Starting with a quote or story:
“The accelerating case of change means that we need to question our beliefs more readily than before.” (Adam Grant, Think Again, 2021)
Then Project description:
‘Mental Palette Cleansers’ is a set of pop-up experiments designed to disrupt habitual thought patterns and soften cognitive biases, creating moments of mental spaciousness that allow new ideas and perspectives to land. This work emerges from an inquiry into the Age of Global Weirding, a time defined by accelerating uncertainty, ecological and systemic crises, and a growing sense of collective disorientation.

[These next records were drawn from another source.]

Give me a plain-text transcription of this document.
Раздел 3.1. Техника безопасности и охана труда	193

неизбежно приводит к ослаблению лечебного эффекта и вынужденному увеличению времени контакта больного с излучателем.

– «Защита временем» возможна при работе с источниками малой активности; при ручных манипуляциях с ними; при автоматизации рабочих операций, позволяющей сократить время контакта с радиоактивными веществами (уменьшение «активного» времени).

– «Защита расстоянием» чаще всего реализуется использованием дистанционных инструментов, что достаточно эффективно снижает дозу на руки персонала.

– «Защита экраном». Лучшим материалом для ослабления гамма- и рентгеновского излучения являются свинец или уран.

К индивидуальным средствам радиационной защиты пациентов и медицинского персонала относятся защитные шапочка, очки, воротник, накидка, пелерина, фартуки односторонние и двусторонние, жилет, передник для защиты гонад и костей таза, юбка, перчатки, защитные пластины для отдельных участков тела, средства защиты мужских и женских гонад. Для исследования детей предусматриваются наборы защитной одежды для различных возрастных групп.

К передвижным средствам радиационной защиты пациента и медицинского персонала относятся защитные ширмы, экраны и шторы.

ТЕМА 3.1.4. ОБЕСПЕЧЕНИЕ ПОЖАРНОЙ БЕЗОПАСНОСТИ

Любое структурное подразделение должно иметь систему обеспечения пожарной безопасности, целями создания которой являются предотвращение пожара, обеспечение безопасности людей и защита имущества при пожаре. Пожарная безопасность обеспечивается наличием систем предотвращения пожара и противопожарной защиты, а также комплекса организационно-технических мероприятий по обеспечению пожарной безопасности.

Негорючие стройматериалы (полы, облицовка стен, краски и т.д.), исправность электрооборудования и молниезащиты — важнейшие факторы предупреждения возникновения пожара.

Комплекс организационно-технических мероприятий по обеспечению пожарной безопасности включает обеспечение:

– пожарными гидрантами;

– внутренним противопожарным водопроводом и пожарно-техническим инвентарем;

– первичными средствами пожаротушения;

Following these moments of cleansing, the process transitions into re-imagining: the co-creation of new rituals, stories, and practices that can help us inhabit emerging futures more fluidly. Drawing on research from experimental psychology and sensory studies, we will prototype and test early-stage interventions, exploring how embodied experiences can support cognitive flexibility and collective sensemaking.
Ultimately, this node is an invitation to embrace weirdness not as a threat but as a threshold, a passage through which we can reimagine the world together. It asks us to actively disrupt our certainties, to stay with the tension between objective and subjective truths, and to question the frameworks through which we decide what is “real,” “right,” or “worth pursuing.”
“There is no absolute boundary between here-now and there-then. There is nothing that is new; there is nothing that is not new.” (Karen Bard, Parallax, 2014)
In other words this work seeks something precarious: a practice of destabilisation. It is less about promoting good narratives and more about creating conditions where narrative itself becomes porous, provisional, and alive.
In this sense, the weird becomes a method for unmaking a way to loosen the foundations on which we construct our identities, our values, and our sense of reality. If everything we hold to be true is, in some sense, a fabrication, then perhaps our role is not to abide by inherited truths but to become conscious fabricators ourselves. To fabricate not in deceit, but in awareness, to make and unmake meaning as a form of living inquiry.